Wauquiez/Bertrand, ce weekend la droite a montré deux visages, deux courants peu conciliables.

Oui, L.Wauquiez, lors de son discours de candidature à la tête de Les Républicains, et Xavier Bertrand, dans une interview au JDD. Les 2 hommes partagent au moins, à l’instar de Nicolas Sarkozy en son temps, l’analyse imparable selon laquelle la droite doit retrouver un discours social. Ils estiment que l’avenir de leur camp passe par une offre politique pour les classes moyennes et populaires, actives, rurales et péri-urbaines, cette partie du pays heurtée par la mondialisation et qui serait en proie à une angoisse identitaire, alors qu’aujourd’hui, le cœur électoral de la droite, ce sont les retraités et la partie aisée de la population active.
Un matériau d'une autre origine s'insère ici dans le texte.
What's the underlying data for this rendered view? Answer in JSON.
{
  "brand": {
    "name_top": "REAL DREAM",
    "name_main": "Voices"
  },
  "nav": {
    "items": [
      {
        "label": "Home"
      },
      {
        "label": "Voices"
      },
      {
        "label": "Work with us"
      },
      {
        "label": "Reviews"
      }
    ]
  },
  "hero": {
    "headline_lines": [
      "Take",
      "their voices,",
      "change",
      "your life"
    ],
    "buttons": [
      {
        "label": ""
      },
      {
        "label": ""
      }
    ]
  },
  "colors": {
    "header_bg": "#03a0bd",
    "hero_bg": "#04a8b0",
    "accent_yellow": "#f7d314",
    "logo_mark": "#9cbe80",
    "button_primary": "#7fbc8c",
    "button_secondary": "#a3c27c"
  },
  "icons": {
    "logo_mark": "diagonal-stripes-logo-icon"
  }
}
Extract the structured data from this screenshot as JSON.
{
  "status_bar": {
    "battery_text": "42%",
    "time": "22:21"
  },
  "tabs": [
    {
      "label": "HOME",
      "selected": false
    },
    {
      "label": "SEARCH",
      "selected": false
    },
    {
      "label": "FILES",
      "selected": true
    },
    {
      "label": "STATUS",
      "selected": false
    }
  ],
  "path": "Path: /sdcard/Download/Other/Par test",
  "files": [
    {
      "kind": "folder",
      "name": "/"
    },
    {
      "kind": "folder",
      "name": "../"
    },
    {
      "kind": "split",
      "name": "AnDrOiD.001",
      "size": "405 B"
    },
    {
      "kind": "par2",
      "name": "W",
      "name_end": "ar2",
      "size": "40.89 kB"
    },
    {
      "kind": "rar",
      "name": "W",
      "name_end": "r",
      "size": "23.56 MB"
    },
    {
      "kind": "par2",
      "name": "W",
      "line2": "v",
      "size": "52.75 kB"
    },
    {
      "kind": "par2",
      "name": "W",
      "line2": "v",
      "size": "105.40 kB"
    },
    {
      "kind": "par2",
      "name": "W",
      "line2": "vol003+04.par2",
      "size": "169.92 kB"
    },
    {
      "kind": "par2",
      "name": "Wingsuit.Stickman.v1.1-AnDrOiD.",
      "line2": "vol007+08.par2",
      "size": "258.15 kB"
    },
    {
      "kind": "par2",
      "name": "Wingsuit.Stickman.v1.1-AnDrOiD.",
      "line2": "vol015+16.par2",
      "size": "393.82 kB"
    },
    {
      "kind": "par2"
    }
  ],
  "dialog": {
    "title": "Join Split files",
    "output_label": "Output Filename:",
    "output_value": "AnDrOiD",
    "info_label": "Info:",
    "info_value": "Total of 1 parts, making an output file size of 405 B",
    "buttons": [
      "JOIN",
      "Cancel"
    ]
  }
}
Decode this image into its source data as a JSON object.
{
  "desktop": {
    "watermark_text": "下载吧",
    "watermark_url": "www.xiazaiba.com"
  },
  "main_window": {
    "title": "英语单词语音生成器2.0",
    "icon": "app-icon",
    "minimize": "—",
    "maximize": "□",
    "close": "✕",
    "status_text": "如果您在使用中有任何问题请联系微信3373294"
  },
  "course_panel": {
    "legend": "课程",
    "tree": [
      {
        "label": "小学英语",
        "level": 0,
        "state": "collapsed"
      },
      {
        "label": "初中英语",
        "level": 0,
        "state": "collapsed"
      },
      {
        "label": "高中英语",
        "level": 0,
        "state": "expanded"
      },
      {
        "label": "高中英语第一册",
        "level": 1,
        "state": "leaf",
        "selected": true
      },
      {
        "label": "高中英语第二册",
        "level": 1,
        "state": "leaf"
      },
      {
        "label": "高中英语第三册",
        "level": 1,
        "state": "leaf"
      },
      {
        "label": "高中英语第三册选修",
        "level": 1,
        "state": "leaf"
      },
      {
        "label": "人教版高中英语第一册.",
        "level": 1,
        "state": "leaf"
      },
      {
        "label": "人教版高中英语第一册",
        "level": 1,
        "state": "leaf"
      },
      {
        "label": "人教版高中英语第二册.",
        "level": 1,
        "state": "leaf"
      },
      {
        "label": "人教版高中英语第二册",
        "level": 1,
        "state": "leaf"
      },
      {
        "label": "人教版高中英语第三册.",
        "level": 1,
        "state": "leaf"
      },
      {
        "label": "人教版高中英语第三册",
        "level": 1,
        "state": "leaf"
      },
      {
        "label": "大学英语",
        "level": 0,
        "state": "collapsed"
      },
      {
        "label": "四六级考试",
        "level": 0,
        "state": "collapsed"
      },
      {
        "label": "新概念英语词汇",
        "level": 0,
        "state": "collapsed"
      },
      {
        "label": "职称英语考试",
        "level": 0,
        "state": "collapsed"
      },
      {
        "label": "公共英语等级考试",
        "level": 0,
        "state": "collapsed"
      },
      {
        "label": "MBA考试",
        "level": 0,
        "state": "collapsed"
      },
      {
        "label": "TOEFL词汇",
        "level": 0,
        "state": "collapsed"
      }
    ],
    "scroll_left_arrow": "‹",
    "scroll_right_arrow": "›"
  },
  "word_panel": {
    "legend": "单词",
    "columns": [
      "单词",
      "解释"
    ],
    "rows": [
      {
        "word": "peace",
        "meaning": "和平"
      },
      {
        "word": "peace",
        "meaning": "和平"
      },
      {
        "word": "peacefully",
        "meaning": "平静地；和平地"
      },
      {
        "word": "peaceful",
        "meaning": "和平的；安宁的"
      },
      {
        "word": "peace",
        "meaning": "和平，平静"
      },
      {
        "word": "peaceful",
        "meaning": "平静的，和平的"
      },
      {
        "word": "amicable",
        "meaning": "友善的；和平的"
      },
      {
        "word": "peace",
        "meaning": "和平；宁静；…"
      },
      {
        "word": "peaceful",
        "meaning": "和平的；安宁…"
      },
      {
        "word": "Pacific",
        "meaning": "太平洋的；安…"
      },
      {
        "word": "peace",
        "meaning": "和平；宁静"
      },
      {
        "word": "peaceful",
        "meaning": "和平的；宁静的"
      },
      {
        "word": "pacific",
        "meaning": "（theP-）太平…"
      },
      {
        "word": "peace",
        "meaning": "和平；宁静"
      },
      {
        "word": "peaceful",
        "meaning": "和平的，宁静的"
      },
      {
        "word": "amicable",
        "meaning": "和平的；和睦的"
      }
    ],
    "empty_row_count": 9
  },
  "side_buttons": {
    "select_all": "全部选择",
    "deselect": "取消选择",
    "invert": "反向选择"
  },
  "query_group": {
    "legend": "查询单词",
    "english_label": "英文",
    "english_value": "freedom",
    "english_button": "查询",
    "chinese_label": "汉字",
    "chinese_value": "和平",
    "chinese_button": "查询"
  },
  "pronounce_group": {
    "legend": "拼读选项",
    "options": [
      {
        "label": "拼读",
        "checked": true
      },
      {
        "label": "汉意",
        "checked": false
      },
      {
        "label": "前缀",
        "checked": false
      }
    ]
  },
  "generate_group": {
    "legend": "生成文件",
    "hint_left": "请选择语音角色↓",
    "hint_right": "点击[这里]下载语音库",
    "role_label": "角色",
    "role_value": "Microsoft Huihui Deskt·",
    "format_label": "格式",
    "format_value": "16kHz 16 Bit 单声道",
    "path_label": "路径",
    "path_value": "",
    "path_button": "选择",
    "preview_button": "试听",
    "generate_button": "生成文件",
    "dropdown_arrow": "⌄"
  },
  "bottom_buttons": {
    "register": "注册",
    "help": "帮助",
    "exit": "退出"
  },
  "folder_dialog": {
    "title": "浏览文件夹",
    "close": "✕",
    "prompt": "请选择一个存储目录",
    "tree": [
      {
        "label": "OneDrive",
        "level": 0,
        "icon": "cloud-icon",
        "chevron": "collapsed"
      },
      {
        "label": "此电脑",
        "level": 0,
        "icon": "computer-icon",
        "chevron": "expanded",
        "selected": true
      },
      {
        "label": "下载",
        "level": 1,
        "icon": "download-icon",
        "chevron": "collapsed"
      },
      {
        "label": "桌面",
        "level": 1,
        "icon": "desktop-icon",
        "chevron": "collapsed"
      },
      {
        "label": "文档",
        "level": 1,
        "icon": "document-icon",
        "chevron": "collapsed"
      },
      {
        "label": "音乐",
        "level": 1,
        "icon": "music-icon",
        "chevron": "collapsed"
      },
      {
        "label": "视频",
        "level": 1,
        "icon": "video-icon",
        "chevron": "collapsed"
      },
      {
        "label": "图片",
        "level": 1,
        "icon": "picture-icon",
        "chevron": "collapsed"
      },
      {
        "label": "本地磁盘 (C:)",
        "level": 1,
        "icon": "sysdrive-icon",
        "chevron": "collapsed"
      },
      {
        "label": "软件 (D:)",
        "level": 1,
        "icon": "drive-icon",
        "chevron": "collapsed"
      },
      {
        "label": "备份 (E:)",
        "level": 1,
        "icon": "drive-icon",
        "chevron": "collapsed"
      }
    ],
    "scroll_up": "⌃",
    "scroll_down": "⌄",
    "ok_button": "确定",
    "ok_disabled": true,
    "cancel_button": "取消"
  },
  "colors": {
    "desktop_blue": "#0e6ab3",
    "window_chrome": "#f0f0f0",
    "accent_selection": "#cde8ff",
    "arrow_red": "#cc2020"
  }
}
Un discours social de droite s’impose donc. Ce n’était pas le souci, ni l’analyse d’Alain Juppé. Le maire de Bordeaux ancrait son projet dans une modernité qui le recentrait et attirait les électeurs urbains, à l’aise avec la mondialisation. Ce n’était pas non plus la patte de François Fillon, conservateur pour la société mais libéral pour l’économie, ce qui en faisait le champion de la bourgeoisie classique.

Laurent Wauquiez et Xavier Bertrand … paraissent quand même aux antipodes l’un de l’autre…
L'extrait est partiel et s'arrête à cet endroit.